Ce septième album studio en écoute exclusive sur le site officiel du groupe partage en effet avec le chef-d’œuvre pour beaucoup toujours inégalé de Jónsi et sa bande un certain sens de la progression narrative qui se passe d’ailleurs souvent de mots sans pour autant rejoindre l’abstraction émotionnelle d’un ( ), alignant plutôt les morceaux de bravoure comme Homère les chants de son Odyssée et maniant l’ellipse entre les styles et influences dont la cohérence n’exclue pas certains changements d’humeur assez radicaux, de la cavalcade nébuleuse de Yfirbord aux enluminures pop du fabuleux Stormur par exemple.

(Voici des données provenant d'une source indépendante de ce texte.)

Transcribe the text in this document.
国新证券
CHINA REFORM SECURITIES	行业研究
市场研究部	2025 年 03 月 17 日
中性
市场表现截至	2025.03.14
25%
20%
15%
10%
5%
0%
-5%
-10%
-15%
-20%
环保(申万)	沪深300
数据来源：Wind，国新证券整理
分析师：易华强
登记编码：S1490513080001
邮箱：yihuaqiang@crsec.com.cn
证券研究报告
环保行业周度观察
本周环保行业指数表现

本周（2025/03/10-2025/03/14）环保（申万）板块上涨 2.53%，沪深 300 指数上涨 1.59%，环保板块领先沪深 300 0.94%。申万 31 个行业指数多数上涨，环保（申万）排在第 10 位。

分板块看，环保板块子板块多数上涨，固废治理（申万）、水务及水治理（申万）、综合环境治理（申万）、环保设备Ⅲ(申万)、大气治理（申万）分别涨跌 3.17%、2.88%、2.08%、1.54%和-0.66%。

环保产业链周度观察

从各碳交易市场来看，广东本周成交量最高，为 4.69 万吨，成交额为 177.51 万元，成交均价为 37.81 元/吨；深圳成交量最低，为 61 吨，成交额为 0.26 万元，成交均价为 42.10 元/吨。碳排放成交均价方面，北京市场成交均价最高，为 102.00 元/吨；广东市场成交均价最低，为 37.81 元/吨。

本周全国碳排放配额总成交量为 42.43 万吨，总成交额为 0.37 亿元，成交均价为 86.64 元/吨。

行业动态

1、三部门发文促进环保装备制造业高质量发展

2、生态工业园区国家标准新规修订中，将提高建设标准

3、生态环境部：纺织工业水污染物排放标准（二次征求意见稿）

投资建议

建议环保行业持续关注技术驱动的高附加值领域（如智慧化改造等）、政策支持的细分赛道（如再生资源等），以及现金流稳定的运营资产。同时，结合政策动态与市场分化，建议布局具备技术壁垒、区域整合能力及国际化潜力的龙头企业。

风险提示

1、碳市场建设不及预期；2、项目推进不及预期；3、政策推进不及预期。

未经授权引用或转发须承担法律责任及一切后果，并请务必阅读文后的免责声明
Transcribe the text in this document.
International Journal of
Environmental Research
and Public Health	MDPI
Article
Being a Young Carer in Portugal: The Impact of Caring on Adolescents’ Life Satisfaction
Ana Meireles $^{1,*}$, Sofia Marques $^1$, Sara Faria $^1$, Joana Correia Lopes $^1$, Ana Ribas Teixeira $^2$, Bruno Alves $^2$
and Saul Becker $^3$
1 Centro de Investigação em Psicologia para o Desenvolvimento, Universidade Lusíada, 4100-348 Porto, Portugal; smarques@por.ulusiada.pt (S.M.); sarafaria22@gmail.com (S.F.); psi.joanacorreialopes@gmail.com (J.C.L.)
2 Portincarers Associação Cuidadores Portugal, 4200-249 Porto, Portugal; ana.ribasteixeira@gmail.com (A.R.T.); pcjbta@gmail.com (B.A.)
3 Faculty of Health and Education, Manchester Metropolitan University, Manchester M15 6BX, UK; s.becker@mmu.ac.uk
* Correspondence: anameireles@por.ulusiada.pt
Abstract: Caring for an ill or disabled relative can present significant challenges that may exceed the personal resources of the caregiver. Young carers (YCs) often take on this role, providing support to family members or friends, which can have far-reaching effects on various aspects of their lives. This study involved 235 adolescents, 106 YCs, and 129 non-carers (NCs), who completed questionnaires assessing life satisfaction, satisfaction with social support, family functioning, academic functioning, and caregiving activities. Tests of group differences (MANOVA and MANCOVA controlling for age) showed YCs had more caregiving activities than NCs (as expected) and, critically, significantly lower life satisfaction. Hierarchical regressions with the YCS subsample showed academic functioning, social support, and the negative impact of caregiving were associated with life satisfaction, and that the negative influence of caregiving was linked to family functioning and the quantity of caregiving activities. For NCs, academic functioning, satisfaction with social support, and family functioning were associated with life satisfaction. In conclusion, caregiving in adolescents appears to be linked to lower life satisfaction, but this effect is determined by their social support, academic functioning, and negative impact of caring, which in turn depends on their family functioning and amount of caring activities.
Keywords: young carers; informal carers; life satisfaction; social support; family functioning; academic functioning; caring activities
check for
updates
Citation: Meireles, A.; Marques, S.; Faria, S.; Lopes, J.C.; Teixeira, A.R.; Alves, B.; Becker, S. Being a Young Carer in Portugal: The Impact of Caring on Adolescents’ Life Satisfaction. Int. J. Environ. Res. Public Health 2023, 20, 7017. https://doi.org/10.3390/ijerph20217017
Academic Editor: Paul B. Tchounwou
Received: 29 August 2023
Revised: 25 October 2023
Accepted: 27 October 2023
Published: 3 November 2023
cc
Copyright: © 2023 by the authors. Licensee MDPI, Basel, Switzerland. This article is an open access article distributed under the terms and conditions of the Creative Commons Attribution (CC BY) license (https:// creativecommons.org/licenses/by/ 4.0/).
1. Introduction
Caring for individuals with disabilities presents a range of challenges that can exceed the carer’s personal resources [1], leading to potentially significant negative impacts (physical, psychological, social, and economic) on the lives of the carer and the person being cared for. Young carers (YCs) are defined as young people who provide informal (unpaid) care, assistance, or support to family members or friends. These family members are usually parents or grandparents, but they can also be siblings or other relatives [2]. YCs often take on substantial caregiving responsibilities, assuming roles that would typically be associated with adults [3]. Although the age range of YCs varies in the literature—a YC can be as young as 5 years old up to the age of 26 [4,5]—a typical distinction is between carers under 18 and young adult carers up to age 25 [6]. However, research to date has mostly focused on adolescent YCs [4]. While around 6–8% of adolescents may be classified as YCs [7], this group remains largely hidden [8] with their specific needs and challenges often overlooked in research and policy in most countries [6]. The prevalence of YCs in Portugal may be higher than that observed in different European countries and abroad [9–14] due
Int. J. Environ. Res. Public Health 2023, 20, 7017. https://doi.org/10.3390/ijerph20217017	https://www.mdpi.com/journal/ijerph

Épique mais un poil boursoufflé dans ses fripes prog enrobées de chœurs liturgiques, on aurait pu craindre que le single Brennisteinn ne donne le ton de l’opus et sonne le glas d’une ambition démesurée, et pourtant le groupe déjoue toutes nos craintes, qu’il flirte avec la symphonie percussive certes emphatique mais plus charnelle d’un Hrafntinna, enchaîne les envolées frontales de Rafstraumur et Blapradur ou renoue avec la ferveur céleste et désarmante des grandes heures de Takk... avec Isjaki, avant de dérouler dans les brumes claires-obscures de Var, final élégiaque dominé par un piano néo-classique et ces fameuses guitares triturées à l’archet.
Preuve que les Islandais savent toujours allier tripes et délicatesse, Kveikur ne demande ainsi qu’à se laisser apprivoiser et devrait faire date une fois digérée l’impression de trop-plein qu’il dégage à première écoute.